Disclaimer: I don't own the characters, I'm only borrowing. Without intent to return.

Chapter 11 "A Four-Corner Square- pt. 2"

When Laura knocked on Lucky and Elizabeth's door the next morning, she received no answer. She knocked again and when still she had no reply, she slowly opened the door, willing the hinges not to squeak. She expected to find that her son had already risen and was out, possibly hunting down some breakfast. But when the door opened (soundlessly, thank luck), she found that her son was still asleep, with Elizabeth curled into his arms, her head resting on his chest.

Laura felt a pang in her chest and she looked away quickly. She knew he had done a fair amount of growing up in the year before his disappearance but it was all too clear now that her son was now a man. She couldn't even imagine what he had endured while Helena's captive, and she knew that she would never ask him. It would simply be too much for her to take. The human heart is only so flexible. Laura backed away, shutting the door behind her. She walked back to her own room and when Luke raised his eyes in question to her she replied with one of her own. "When did our son grow up?"

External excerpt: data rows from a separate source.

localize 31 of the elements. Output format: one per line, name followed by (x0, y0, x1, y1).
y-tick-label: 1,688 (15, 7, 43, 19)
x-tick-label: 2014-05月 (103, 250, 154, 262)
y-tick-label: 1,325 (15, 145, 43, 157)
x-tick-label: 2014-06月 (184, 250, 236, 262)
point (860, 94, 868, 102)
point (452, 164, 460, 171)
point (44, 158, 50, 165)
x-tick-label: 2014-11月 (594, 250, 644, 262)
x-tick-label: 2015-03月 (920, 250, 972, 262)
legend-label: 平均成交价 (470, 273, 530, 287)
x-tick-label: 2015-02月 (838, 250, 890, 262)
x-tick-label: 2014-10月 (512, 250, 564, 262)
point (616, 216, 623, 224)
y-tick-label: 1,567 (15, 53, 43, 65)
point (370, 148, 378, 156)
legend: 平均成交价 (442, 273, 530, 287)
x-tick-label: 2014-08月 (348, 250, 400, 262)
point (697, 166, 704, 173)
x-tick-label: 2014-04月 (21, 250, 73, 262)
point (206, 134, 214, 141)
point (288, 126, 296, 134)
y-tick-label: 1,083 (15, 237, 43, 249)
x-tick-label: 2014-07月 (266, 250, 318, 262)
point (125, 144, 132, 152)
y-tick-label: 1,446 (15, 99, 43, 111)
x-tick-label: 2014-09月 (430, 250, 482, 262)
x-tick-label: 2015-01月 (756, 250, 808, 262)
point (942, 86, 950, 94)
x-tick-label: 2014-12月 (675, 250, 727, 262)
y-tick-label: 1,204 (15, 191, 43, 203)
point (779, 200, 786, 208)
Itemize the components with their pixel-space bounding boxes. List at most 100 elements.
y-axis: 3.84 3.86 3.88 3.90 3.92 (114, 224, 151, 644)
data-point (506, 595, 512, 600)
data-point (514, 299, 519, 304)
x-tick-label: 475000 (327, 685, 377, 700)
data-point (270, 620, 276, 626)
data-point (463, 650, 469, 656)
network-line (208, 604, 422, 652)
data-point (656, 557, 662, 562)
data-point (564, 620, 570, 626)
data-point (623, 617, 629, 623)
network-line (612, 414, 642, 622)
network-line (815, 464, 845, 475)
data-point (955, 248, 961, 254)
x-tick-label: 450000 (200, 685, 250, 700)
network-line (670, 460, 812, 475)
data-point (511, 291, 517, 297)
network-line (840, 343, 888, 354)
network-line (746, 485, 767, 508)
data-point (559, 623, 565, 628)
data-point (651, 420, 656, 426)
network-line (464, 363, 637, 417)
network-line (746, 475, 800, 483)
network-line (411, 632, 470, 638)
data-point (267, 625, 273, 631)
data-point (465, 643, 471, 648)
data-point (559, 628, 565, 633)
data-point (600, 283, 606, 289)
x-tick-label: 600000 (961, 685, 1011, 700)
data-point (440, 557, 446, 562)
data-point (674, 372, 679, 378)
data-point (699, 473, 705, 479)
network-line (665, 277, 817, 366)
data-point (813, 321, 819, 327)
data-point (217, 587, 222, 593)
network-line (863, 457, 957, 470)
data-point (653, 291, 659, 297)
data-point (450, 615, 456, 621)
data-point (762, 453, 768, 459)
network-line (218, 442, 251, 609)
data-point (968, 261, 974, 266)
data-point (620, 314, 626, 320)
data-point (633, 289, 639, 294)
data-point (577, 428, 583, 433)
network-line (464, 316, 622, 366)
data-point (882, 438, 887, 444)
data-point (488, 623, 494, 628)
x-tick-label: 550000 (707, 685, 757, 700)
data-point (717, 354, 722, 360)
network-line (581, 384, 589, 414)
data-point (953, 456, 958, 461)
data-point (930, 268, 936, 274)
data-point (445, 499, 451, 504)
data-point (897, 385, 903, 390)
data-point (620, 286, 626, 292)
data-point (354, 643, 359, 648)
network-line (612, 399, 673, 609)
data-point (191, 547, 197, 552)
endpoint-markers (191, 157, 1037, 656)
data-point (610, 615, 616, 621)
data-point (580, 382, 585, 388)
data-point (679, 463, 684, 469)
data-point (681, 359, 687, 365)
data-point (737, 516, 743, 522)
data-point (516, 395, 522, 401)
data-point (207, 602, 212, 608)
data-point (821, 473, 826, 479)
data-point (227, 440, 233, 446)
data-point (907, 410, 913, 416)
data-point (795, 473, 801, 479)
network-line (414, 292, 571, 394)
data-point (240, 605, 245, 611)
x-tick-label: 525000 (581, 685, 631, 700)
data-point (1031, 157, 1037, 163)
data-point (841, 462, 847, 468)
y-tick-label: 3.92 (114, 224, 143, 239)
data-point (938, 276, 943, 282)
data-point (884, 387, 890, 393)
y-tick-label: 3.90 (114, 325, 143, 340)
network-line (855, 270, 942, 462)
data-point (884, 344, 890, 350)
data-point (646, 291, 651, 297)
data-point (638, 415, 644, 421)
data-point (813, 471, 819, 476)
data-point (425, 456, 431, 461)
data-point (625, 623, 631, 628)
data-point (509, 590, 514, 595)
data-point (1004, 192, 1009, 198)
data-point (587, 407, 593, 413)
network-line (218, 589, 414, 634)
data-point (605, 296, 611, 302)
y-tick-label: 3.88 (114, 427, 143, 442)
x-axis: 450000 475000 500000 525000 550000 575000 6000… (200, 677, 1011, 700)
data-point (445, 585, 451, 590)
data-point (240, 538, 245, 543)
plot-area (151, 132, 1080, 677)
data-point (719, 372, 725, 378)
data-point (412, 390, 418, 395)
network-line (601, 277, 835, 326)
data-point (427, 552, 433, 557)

"When we forced him to," was Luke's response. "And even then he turned out better than the source material."

Laura nodded in agreement. She ambled aimlessly across the room and sat on the edge of the bed. Wally had given them a room with two beds, but in her distracted state she had planted herself on Luke's bed. She and Luke had spent almost the entire night in silence. She knew that he was almost afraid to talk to her, afraid that he wouldn't be able to control his temper.

"How did he turn out so well?" she asked. "After all we put him through, after all Helena must have put him through...how has he not turned cold? Hard?"

"I don't know," Luke admitted. "But it's not as if we didn't do at least some right by him. We taught him to think for himself. Maybe that's why he turned out better than us." He looked at the closed door and imagined for a second the scene that might have played itself out in his son's room after they'd left the night before. "I think Elizabeth has a lot to do with it, too," he said. "The love of a good girl can do wonders for any man."

"I know," Laura said, shooting him a significant look. "I have some experience in that department."

"Yes, I suppose you do."

They locked eyes and for the time, their current situation was obliterated. All they could see was nearly twenty years of marriage, love and devotion. The remembrance faded almost as soon as it had appeared, and they were left in the present, in a dingy old motel room on opposite sides of the room.